Parece que a
surdez crônica dos políticos ainda não foi vencida com a gritaria do povo
durante o inesquecível mês de junho/2013, em que o Brasil tremeu inteirinho,
como nunca antes na história deste país. Cadê a reforma política que as vozes
das ruas exigiam? Constituinte? Plebiscito? Referendo? Pra quando?!...A
embromação continua, apesar de todo o revolucionário quebra-quebra dos palácios
e parlamentos que não nos representam mais!
Com toda esta
fantástica mobilização nacional provocada pelo monstro da força popular que
acordou pelas ruas do país, faço esforço para
ressuscitar o urso que está adormecido em mim, feito um CAPACHO VELHO, e que só quer fazer
poemas:
Como um peludo tapete branco
De pele de urso com
cabeça
Estendido sob os pés do poder perverso
Imobilizado, não consigo puxar-lhes o tapete
Nem um abraço de urso, nem um urro forte
Nada mais tenho para os ameaçar
Sou mais um velho capacho, sem esperança
De fazer ou ver o mundo melhorar...
Estávamos todos sem esperança de
ver o Brasil melhorar: Estávamos!
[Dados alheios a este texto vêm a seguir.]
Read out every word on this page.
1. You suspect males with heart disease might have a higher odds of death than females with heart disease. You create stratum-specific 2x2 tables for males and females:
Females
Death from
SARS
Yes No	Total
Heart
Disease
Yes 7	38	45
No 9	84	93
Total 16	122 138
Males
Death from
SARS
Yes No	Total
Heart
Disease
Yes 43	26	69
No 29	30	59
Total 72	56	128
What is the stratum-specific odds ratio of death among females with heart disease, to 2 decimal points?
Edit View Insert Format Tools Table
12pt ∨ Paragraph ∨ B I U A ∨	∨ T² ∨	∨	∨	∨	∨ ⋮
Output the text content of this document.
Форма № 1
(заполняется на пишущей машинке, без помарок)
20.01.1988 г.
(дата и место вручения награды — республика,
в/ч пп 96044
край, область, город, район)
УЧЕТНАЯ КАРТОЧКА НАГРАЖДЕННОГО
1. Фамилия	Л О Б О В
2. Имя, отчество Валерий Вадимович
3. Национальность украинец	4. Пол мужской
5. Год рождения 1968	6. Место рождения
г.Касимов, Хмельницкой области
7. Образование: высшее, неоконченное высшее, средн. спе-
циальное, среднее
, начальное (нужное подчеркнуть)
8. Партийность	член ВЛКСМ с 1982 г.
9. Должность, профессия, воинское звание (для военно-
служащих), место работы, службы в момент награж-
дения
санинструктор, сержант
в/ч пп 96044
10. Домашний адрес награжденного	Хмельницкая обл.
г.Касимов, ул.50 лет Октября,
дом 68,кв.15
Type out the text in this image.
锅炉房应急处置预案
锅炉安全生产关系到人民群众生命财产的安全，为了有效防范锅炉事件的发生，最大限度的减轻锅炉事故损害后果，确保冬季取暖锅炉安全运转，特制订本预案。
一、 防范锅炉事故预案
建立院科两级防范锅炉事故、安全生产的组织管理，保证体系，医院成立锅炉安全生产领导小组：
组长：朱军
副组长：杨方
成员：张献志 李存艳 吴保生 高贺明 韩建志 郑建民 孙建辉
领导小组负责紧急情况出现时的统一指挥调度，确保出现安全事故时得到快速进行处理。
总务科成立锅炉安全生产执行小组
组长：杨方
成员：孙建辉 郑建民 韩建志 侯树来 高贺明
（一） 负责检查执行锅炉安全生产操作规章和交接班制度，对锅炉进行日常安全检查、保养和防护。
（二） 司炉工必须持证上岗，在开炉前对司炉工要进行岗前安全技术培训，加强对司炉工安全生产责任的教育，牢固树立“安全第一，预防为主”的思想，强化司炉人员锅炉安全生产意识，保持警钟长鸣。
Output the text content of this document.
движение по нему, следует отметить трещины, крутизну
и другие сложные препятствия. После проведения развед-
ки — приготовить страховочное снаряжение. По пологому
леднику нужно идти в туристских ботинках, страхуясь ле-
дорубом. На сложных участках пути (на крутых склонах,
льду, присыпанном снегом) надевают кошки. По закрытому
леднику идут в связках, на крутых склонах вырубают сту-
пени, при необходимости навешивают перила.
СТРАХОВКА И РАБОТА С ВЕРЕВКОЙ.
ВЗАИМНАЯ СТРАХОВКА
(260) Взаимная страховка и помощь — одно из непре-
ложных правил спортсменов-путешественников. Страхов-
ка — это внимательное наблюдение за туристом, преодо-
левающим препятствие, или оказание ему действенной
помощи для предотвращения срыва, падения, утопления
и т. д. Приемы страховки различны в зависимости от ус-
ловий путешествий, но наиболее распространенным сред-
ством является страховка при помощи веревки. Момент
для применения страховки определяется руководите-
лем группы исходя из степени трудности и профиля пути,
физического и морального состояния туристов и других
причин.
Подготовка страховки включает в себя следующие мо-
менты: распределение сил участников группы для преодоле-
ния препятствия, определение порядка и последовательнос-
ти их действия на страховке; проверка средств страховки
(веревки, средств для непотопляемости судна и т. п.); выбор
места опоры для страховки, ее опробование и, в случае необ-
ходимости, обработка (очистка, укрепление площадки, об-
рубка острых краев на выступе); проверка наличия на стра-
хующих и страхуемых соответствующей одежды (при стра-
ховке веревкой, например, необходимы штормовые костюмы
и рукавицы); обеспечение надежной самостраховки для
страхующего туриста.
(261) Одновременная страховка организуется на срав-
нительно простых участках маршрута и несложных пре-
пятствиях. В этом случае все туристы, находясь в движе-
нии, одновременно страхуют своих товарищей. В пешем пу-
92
Agora, vendo a gurizada atropelar revolucionariamente os
palácios governamentais e os parlamentos dos “trocentos picaretas” reunidos em
partidos para se locupletarem, fazendo eles desengavetarem às pressas projetos
que há anos sentam em cima, o urso hibernado em nós deu sinal de vida,
despertado pelos nossos filhos.
Fazendo um
gancho com esta metáfora do “urso hibernado”, além do idealismo juvenil de se
querer melhorar o mundo, o quanto mais de nós fica hibernado na maturidade? O
quanto de nós hiberna para sempre soterrado na neve do esquecimento, e o quanto
destes ursos soterrados em nós conseguimos despertar na velhice?...Volta e meia
este poema Capacho Velho, de 2010, me volta à mente agora que me vejo atrapalhado
para dar conta do meu tempo livremente.
Eu sempre tive vida dupla, uma que eu buscava uma formação escolar e
profissional, para poder me auto-sustentar, e a outra que deixava dentro do
armário em casa, para soltar apenas nos finais de semana, que era a de viver o
mundo da literatura: ler e escrever. Hoje esta minha outra vida não está mais
fechada no armário, como neste exato momento em que estou escrevendo esta
postagem para o meu blog-livro-diário-memorialista em pleno horário de
expediente: o urso não está mais hibernado, o monstro acordou!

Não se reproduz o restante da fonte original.